Good Reasons to Run: Women and Political Candidacy, edited by Shauna L. Shames, Rachel I. Bernhard, Mirya R. Holman, and Dawn Langan Teele

After the 2016 U.S. Presidential election, a large cohort of women emerged to run for office. Their efforts changed the landscape of candidates and representation. However, women are still far less likely than men to seek elective office, and face biases and obstacles in campaigns. (Women running for Congress make twice as many phone calls as men to raise the same contributions.) The editors and contributors to Good Reasons to Run, a mix of scholars and practitioners, examine the reasons why women run—and do not run—for political office. They focus on the opportunities, policies, and structures that promote women’s candidacies. How do nonprofits help recruit and finance women as candidates? And what role does money play in women’s campaigns?

Forthcoming this Spring

Political Black Girl Magic: The Elections and Governance of Black Female Mayors, edited by Sharon D. Wright Austin

Political Black Girl Magic explores black women’s experiences as mayors in American cities. The editor and contributors to this comprehensive volume examine black female mayoral campaigns and elections where race and gender are a factor—and where deracialized campaigns have garnered candidate support from white as well as Hispanic and Asian American voters. Chapters also consider how Black female mayors govern, from discussions of their pursuit of economic growth and how they use their power to enact positive reforms to the challenges they face that inhibit their abilities to cater to neglected communities.

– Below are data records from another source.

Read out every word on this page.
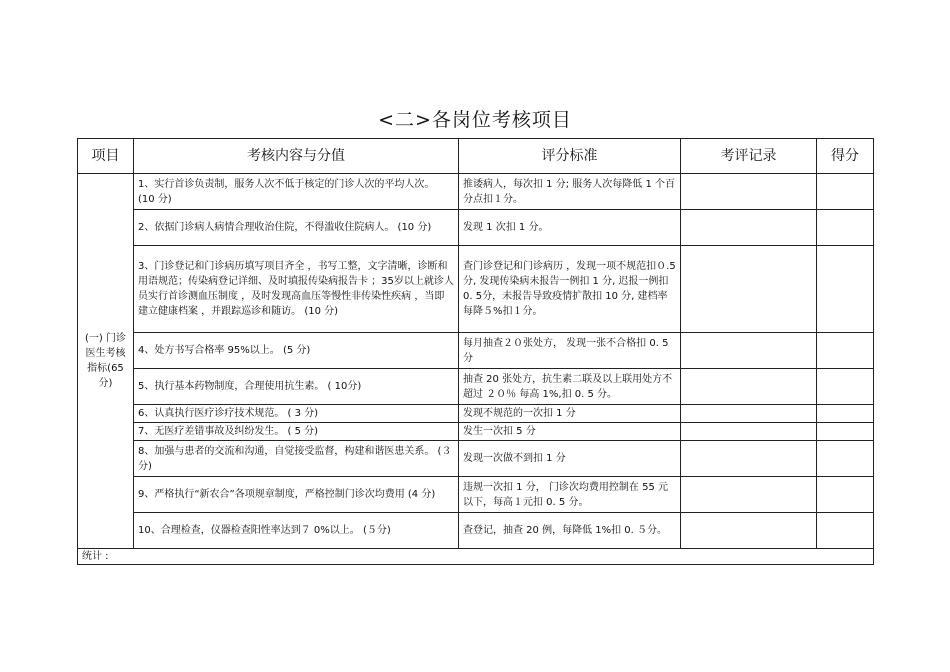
<二>各岗位考核项目
项目	考核内容与分值	评分标准	考评记录	得分
(一) 门诊医生考核指标(65分)	1、实行首诊负责制，服务人次不低于核定的门诊人次的平均人次。 (10 分)	推诿病人，每次扣 1 分; 服务人次每降低 1 个百分点扣１分。		
	2、依据门诊病人病情合理收治住院，不得滥收住院病人。 (10 分)	发现 1 次扣 1 分。		
	3、门诊登记和门诊病历填写项目齐全 ，书写工整，文字清晰，诊断和用语规范；传染病登记详细、及时填报传染病报告卡 ；35岁以上就诊人员实行首诊测血压制度 ，及时发现高血压等慢性非传染性疾病 ，当即建立健康档案 ，并跟踪巡诊和随访。 (10 分)	查门诊登记和门诊病历 ，发现一项不规范扣０.5 分, 发现传染病未报告一例扣 1 分, 迟报一例扣 0. 5分，未报告导致疫情扩散扣 10 分, 建档率每降５%扣１分。		
	4、处方书写合格率 95%以上。 (5 分)	每月抽查２０张处方， 发现一张不合格扣 0. 5分		
	5、执行基本药物制度，合理使用抗生素。 ( 10分)	抽查 20 张处方，抗生素二联及以上联用处方不超过 ２０％ 每高 1%,扣 0. 5 分。		
	6、认真执行医疗诊疗技术规范。 ( 3 分)	发现不规范的一次扣 1 分		
	7、无医疗差错事故及纠纷发生。 ( 5 分)	发生一次扣 5 分		
	8、加强与患者的交流和沟通，自觉接受监督，构建和谐医患关系。 (３分)	发现一次做不到扣 1 分		
	9、严格执行“新农合”各项规章制度，严格控制门诊次均费用 (4 分)	违规一次扣 1 分， 门诊次均费用控制在 55 元以下，每高１元扣 0. 5 分。		
	10、合理检查，仪器检查阳性率达到７ 0%以上。 (５分)	查登记，抽查 20 例，每降低 1%扣 0. ５分。		
统计 :				
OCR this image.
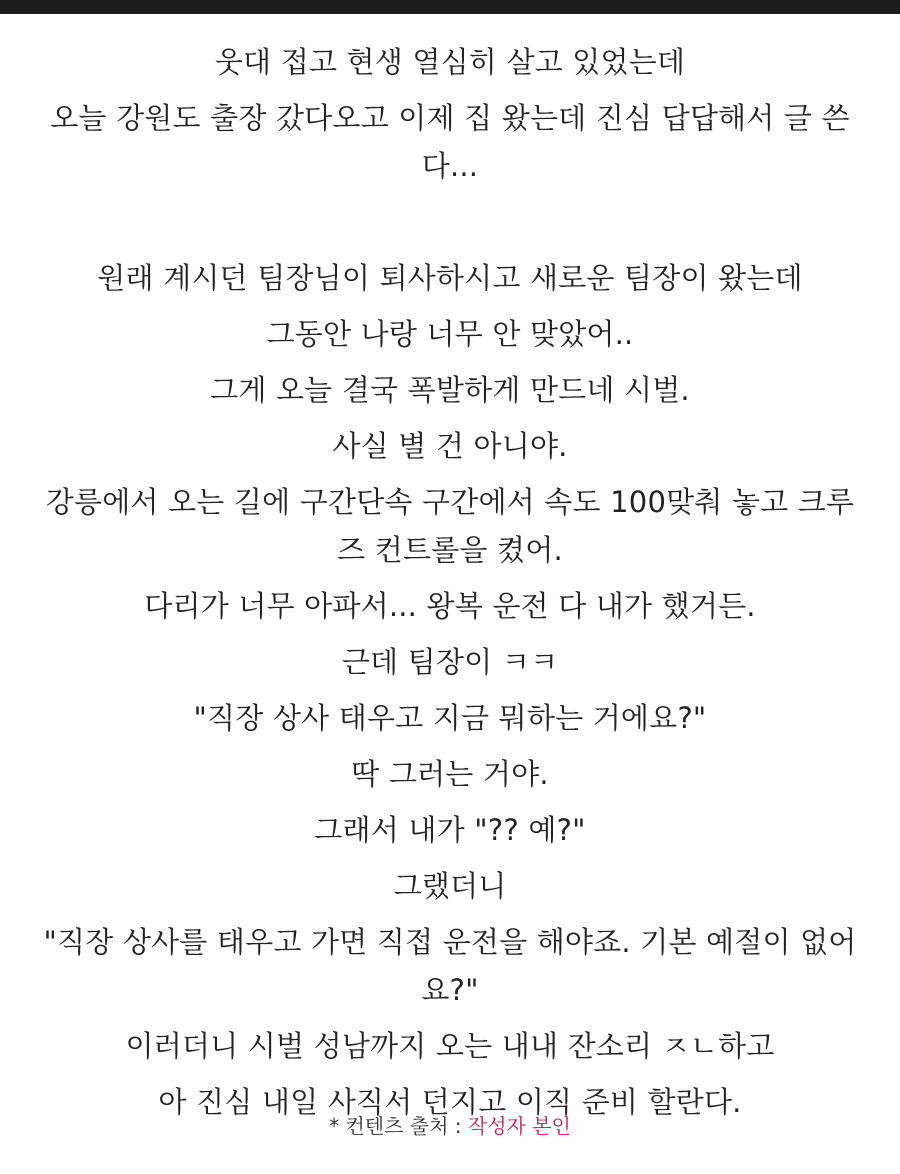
웃대 접고 현생 열심히 살고 있었는데

오늘 강원도 출장 갔다오고 이제 집 왔는데 진심 답답해서 글 쓴다...

원래 계시던 팀장님이 퇴사하시고 새로운 팀장이 왔는데

그동안 나랑 너무 안 맞았어..

그게 오늘 결국 폭발하게 만드네 시벌.

사실 별 건 아니야.

강릉에서 오는 길에 구간단속 구간에서 속도 100맞춰 놓고 크루즈 컨트롤을 켰어.

다리가 너무 아파서... 왕복 운전 다 내가 했거든.

근데 팀장이 ㅋㅋ

"직장 상사 태우고 지금 뭐하는 거에요?"

딱 그러는 거야.

그래서 내가 "?? 예?"

그랬더니

"직장 상사를 태우고 가면 직접 운전을 해야죠. 기본 예절이 없어요?"

이러더니 시벌 성남까지 오는 내내 잔소리 ㅈㄴ하고

아 진심 내일 사직서 던지고 이직 준비 할란다.

* 컨텐츠 출처 : 작성자 본인
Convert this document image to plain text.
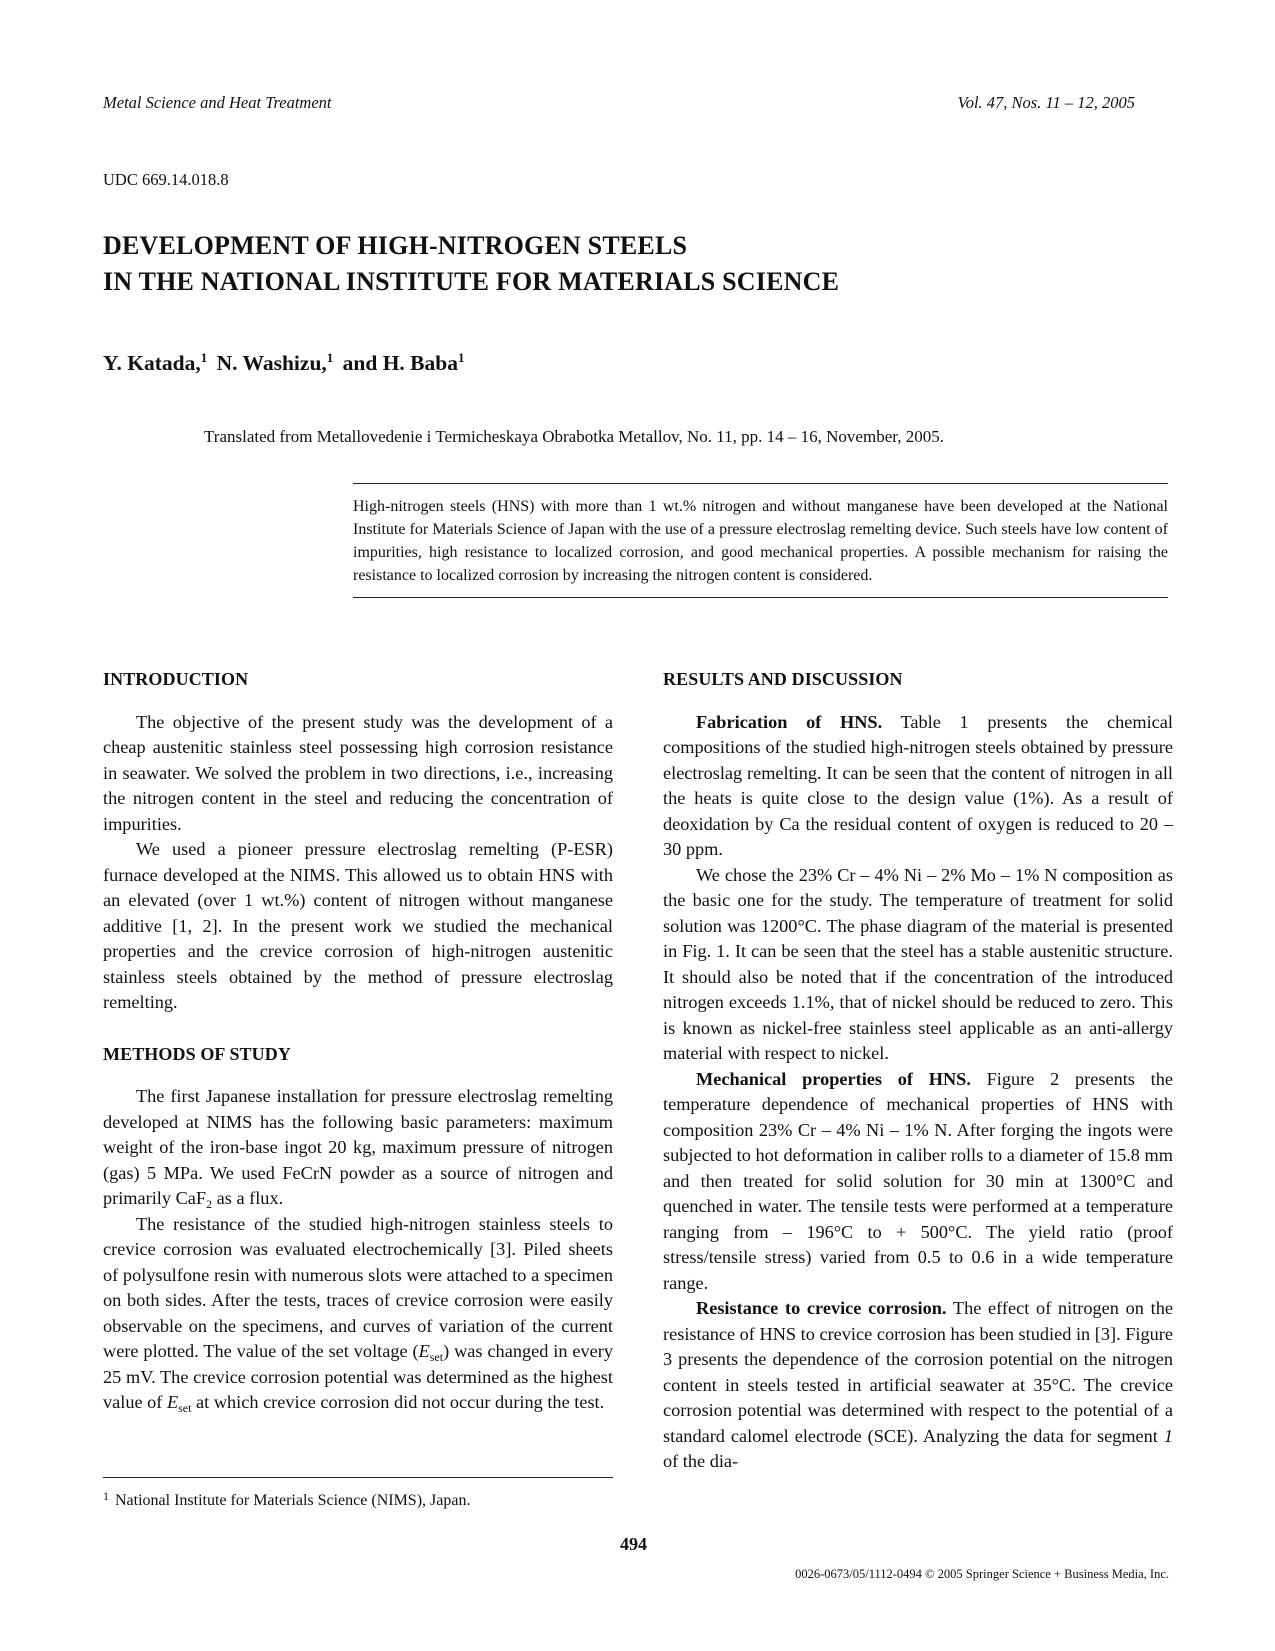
Metal Science and Heat Treatment	Vol. 47, Nos. 11 – 12, 2005
UDC 669.14.018.8
DEVELOPMENT OF HIGH-NITROGEN STEELS
IN THE NATIONAL INSTITUTE FOR MATERIALS SCIENCE
Y. Katada,$^1$ N. Washizu,$^1$ and H. Baba$^1$
Translated from Metallovedenie i Termicheskaya Obrabotka Metallov, No. 11, pp. 14 – 16, November, 2005.
High-nitrogen steels (HNS) with more than 1 wt.% nitrogen and without manganese have been developed at the National Institute for Materials Science of Japan with the use of a pressure electroslag remelting device. Such steels have low content of impurities, high resistance to localized corrosion, and good mechanical properties. A possible mechanism for raising the resistance to localized corrosion by increasing the nitrogen content is considered.
INTRODUCTION

The objective of the present study was the development of a cheap austenitic stainless steel possessing high corrosion resistance in seawater. We solved the problem in two directions, i.e., increasing the nitrogen content in the steel and reducing the concentration of impurities.

We used a pioneer pressure electroslag remelting (P-ESR) furnace developed at the NIMS. This allowed us to obtain HNS with an elevated (over 1 wt.%) content of nitrogen without manganese additive [1, 2]. In the present work we studied the mechanical properties and the crevice corrosion of high-nitrogen austenitic stainless steels obtained by the method of pressure electroslag remelting.

METHODS OF STUDY

The first Japanese installation for pressure electroslag remelting developed at NIMS has the following basic parameters: maximum weight of the iron-base ingot 20 kg, maximum pressure of nitrogen (gas) 5 MPa. We used FeCrN powder as a source of nitrogen and primarily CaF$_2$ as a flux.

The resistance of the studied high-nitrogen stainless steels to crevice corrosion was evaluated electrochemically [3]. Piled sheets of polysulfone resin with numerous slots were attached to a specimen on both sides. After the tests, traces of crevice corrosion were easily observable on the specimens, and curves of variation of the current were plotted. The value of the set voltage $(E_{set})$ was changed in every 25 mV. The crevice corrosion potential was determined as the highest value of $E_{set}$ at which crevice corrosion did not occur during the test.

RESULTS AND DISCUSSION

Fabrication of HNS. Table 1 presents the chemical compositions of the studied high-nitrogen steels obtained by pressure electroslag remelting. It can be seen that the content of nitrogen in all the heats is quite close to the design value (1%). As a result of deoxidation by Ca the residual content of oxygen is reduced to 20 – 30 ppm.

We chose the 23% Cr – 4% Ni – 2% Mo – 1% N composition as the basic one for the study. The temperature of treatment for solid solution was 1200°C. The phase diagram of the material is presented in Fig. 1. It can be seen that the steel has a stable austenitic structure. It should also be noted that if the concentration of the introduced nitrogen exceeds 1.1%, that of nickel should be reduced to zero. This is known as nickel-free stainless steel applicable as an anti-allergy material with respect to nickel.

Mechanical properties of HNS. Figure 2 presents the temperature dependence of mechanical properties of HNS with composition 23% Cr – 4% Ni – 1% N. After forging the ingots were subjected to hot deformation in caliber rolls to a diameter of 15.8 mm and then treated for solid solution for 30 min at 1300°C and quenched in water. The tensile tests were performed at a temperature ranging from – 196°C to + 500°C. The yield ratio (proof stress/tensile stress) varied from 0.5 to 0.6 in a wide temperature range.

Resistance to crevice corrosion. The effect of nitrogen on the resistance of HNS to crevice corrosion has been studied in [3]. Figure 3 presents the dependence of the corrosion potential on the nitrogen content in steels tested in artificial seawater at 35°C. The crevice corrosion potential was determined with respect to the potential of a standard calomel electrode (SCE). Analyzing the data for segment 1 of the dia-

$^1$ National Institute for Materials Science (NIMS), Japan.
494
0026-0673/05/1112-0494 © 2005 Springer Science + Business Media, Inc.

Solidarity & Care: Domestic Worker Activism in New York City, by Alana Lee Glaser

The members of the Domestic Workers United (DWU) organization—immigrant women of color employed as nannies, caregivers, and housekeepers in New York City—formed to fight for dignity and respect and to “bring meaningful change” to their work. Alana Lee Glaser examines the process of how these domestic workers organized against precarity, isolation, and exploitation to help pass the 2010 New York State Domestic Worker Bill of Rights, the first labor law in the United States protecting in-home workers.

Classic Titles

Gross Misbehavior and Wickedness: A Notorious Divorce in Early Twentieth-Century America, by Jean Elson

The bitter and public court battle waged between Nina and James Walker of Newport, Rhode Island, from 1909 to 1916 created a sensation throughout the nation, with lurid accounts of their marital troubles fueling widespread gossip. The ordeal of this high-society couple, who wed as much for status as for love, is one of the prime examples of the growing trend of women seeking divorce during the early twentieth century. Gross Misbehavior and Wickedness—which takes its title from the charges Nina levied against James for his adultery (with the family governess) and extreme cruelty—recounts the protracted legal proceedings in juicy detail.

Fireweed: A Political Autobiography, by Gerda Lerner

In Fireweed, Gerda Lerner, a pioneer and leading scholar in women’s history, tells her story of moral courage and commitment to social change with a novelist’s skill and a historian’s command of context. Lerner’s memoir focuses on the formative experiences that made her an activist for social justice before her academic career began. Lerner insists that her decades of grassroots organizing largely account for the theoretical insights she was later able to bring to the development of women’s history.